Ich bin eine Arbeitsschlampe. Wenn mir
jemand ein interessantes Projekt anbietet, dann liege ich hilflos wie
eine Schildkröte auf dem Rücken. Ich kann einfach nicht „Nein“ sagen.
Früher als Kind konnte ich das. Immer wenn ich keine Lust hatte, etwas
zu tun, habe ich „Nein“ gesagt. „Nein“ sagen ist eine feine Sache, das
weiß jede Frau, die ihren Schönheitsschlaf braucht. Aber statt „Nein“ zu
sagen, sage ich immer „Ja“. Sogar wenn ich „Nein“ denke. Bei mir ist
sogar die Blutgruppe positiv. Ich sage „Ja“ zum Freund, der mit mir zum
Hintertuxer-Dreitäler-Viergipfel-Berglauf fahren will. „Ja“ zum
Sondertraining um 22.00 Uhr, weil die 100 km von Biel in der Nacht
starten. „Ja“ zum Intervalltraining am Morgen danach, weil meine
Läuferfrau für ihren Halbmarathon einen Coach braucht. „Ja“ zum
Spezialtraining mit meinem Sohn, weil bald die nächste Fußball-Saison
beginnt. „Ja“ zur Steuererklärung, weil sie sonst keiner macht. „Ja“ zu
dieser Kolumne, um meine 20 bis 40.000 Leser nicht zu enttäuschen. Und
dann, wenn dieser ganze Berg weggeackert ist, dann gehe ich arbeiten.

Diese Verhaltensstörung sitzt
anscheinend tief. Vor dem klingelnden Telefon sage ich dreimal „Nein“,
bevor ich den Hörer abnehme. Danach doch wieder „Ja“. Die Generation
Dreifachbelastung hat es nicht leicht.

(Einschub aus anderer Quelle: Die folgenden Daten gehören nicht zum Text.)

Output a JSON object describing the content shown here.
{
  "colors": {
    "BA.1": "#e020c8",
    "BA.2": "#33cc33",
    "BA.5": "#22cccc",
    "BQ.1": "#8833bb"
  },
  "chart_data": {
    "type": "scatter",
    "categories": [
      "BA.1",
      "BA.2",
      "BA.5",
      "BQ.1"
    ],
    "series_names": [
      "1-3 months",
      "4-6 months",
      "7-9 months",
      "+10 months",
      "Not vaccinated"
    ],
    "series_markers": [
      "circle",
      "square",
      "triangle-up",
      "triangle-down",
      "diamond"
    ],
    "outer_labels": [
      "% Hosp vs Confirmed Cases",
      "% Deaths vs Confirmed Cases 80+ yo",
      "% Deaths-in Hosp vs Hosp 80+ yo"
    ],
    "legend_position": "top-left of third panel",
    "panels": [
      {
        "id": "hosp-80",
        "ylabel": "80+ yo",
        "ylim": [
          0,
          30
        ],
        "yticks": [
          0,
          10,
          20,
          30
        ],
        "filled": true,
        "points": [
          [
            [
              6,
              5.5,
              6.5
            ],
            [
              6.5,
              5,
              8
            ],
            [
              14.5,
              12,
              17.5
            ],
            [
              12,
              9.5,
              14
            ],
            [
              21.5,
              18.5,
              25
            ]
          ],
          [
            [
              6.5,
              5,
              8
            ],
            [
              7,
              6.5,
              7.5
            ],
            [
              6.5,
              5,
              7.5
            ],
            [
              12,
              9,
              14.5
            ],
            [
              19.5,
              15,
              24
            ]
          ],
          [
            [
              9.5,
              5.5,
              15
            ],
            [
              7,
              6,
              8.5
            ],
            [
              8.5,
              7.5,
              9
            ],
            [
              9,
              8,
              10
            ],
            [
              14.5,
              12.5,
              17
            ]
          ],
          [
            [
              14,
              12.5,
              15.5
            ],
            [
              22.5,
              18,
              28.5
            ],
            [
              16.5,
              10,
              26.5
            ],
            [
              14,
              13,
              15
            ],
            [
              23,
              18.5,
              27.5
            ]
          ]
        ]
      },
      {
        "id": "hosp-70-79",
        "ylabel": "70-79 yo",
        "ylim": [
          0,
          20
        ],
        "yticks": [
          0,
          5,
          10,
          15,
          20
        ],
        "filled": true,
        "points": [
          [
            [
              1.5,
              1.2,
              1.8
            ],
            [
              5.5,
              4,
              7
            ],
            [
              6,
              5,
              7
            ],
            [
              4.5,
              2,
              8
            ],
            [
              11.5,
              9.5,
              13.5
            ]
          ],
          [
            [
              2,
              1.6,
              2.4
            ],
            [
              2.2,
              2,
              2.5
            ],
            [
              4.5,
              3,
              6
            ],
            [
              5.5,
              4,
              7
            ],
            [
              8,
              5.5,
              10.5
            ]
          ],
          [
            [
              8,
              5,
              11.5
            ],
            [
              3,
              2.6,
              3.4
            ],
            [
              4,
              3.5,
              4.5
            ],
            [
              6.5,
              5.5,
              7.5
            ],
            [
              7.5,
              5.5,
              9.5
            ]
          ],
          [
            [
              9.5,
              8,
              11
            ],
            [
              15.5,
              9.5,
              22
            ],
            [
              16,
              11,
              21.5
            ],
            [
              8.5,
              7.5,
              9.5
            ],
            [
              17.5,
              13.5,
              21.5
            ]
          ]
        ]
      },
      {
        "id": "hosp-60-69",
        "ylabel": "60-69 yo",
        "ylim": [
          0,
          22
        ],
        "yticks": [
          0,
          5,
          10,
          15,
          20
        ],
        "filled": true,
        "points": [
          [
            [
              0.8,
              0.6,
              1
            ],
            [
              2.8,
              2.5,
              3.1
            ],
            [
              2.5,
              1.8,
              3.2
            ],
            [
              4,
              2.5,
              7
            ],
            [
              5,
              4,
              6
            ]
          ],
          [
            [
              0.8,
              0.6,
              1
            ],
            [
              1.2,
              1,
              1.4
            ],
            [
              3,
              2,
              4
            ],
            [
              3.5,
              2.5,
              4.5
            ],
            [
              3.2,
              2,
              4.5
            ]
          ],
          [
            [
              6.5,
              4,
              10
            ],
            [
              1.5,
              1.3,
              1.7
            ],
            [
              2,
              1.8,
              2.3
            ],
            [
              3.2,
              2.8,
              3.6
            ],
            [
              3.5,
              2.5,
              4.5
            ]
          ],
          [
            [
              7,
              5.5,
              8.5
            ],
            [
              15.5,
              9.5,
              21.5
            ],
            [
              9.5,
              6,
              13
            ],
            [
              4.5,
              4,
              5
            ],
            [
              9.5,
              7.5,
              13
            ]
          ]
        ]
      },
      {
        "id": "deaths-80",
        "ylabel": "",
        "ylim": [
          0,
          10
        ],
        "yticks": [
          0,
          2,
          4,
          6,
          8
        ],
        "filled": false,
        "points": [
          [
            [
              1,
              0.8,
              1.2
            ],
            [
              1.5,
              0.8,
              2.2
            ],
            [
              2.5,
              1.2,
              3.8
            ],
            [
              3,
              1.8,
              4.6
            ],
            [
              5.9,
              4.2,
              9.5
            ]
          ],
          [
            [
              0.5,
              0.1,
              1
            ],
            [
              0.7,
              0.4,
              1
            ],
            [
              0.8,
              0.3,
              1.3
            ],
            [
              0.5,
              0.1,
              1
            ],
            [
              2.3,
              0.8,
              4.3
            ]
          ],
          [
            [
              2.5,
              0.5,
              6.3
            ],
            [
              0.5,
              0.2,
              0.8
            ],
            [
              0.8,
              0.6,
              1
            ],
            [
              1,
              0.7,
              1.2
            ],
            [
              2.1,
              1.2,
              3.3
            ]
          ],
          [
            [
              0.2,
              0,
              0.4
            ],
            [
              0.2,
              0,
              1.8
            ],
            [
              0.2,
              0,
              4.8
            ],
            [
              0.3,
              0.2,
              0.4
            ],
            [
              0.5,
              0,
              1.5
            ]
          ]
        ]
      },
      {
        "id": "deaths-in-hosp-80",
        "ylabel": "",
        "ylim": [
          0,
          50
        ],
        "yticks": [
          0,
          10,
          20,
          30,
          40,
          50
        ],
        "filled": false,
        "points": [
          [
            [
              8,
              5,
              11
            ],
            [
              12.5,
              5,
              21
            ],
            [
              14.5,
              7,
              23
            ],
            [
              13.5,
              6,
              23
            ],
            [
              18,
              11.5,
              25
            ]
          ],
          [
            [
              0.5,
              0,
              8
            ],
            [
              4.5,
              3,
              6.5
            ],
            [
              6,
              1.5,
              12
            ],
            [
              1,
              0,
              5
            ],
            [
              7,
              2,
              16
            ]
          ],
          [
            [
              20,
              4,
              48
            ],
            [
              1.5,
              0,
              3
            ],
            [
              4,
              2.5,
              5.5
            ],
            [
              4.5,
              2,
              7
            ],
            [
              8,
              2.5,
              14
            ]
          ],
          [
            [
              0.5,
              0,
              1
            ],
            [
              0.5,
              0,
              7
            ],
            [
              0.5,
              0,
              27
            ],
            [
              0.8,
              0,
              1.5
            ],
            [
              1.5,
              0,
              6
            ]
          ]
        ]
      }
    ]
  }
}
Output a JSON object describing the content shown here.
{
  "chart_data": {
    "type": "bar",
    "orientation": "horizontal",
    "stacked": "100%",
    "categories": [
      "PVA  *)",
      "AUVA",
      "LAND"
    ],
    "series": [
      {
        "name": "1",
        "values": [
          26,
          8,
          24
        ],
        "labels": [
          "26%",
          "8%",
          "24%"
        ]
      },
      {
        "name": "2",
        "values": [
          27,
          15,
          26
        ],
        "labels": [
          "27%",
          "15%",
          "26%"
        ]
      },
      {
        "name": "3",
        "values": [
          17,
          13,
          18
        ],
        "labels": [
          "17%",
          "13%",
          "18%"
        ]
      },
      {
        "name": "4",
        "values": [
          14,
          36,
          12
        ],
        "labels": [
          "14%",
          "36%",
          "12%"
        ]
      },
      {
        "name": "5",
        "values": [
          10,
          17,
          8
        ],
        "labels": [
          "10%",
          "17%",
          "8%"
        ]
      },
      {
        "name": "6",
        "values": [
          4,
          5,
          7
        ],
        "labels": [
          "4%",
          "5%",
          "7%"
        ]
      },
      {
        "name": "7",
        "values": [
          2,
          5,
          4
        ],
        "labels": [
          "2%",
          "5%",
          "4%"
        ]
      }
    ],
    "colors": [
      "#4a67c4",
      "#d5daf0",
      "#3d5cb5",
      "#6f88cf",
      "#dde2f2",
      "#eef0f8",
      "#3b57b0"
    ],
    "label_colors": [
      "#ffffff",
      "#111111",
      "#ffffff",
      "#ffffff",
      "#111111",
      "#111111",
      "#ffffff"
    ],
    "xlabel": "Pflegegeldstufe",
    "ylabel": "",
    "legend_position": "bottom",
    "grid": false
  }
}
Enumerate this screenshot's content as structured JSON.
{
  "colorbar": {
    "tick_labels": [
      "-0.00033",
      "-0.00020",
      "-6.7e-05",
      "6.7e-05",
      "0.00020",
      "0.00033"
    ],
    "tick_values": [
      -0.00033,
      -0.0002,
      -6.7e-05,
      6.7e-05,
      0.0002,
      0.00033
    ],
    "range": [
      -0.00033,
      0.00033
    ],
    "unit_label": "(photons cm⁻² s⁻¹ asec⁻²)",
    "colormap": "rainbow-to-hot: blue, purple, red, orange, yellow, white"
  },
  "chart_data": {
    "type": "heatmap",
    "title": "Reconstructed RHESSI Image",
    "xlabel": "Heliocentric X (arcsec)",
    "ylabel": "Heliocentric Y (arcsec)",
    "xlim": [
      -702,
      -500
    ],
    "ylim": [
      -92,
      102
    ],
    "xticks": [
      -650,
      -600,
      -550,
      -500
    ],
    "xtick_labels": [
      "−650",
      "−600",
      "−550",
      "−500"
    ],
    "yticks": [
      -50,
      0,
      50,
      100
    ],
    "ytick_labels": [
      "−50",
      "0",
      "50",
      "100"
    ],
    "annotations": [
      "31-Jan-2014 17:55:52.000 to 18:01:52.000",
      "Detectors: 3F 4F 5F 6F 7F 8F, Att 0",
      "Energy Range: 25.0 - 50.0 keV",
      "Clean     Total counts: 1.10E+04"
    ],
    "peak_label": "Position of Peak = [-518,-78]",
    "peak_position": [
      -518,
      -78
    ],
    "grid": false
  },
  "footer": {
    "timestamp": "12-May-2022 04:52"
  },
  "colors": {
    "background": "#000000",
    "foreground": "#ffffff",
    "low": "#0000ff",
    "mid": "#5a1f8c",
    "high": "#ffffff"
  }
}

Eine amerikanische Studie sagt:
Männer, die im Haushalt mithelfen, bekommen mehr Sex von ihrer Frau. Da
Männer bekanntlich von Sex nie genug bekommen können, ist die Verteilung
der Arbeit laut der Zeitbudget-Erhebung des Statistischen Bundesamtes
gekippt. Der Mann arbeitet tatsächlich mehr als die Frau. Nämlich seine
reguläre Arbeit plus vorher Frühstück machen, Sohn in die Schule
bringen, Ölwechsel und am Abend noch die Küche aufräumen und Steuern. Wo
bleibt da die Zeit für´s Laufen?
Das ist meist gerade so mit "Ach und
Krach" zu schaffen. Aber ein Mann ist kein Mann, wenn er nicht ein zeit-
und energieaufwändiges Hobby hat. Er läuft stundenlang durch die Gegend,
sammelt Dinge, die andere weggeworfen haben, oder baut ein Gartenhaus
nebenher. Und dann wird es wirklich eng mit den 24 Stunden, die ein Tag
hat. Der Rennsteiglauf 2011 war mein sechster Ultramarathon. Nachdem ich
ihn geschafft hatte, bin ich statt zur Arbeit wegen der Rückenschmerzen
zum Orthopäden gegangen. Dann schickte mich der Orthopäde zu einem
Allgemeinmediziner. Der checkte mich vom Kopf bis Fuß durch, um die
Wurzel dieser seltsamen bleiernen Müdigkeit zu finden. Dann schickte er
mich zu einem Internisten und was der machte, dass wollt ihr nicht
wissen. Der Internist wiederum hat mich zu einem Coach geschickt, der
eigentlich ein Psychologe ist. Aber das sage ich nicht so gerne
öffentlich, weil sonst alle denken, dass ich irre bin. Dabei kann ich
nur nicht „Nein“ sagen.

Na ja, ein bisschen irre bin ich
schon. Würde ich sonst für den Laufsport die ganzen Strapazen auf mich
nehmen? Auf jeden Fall irre ist, dass es Menschen wie meinen Coach gibt.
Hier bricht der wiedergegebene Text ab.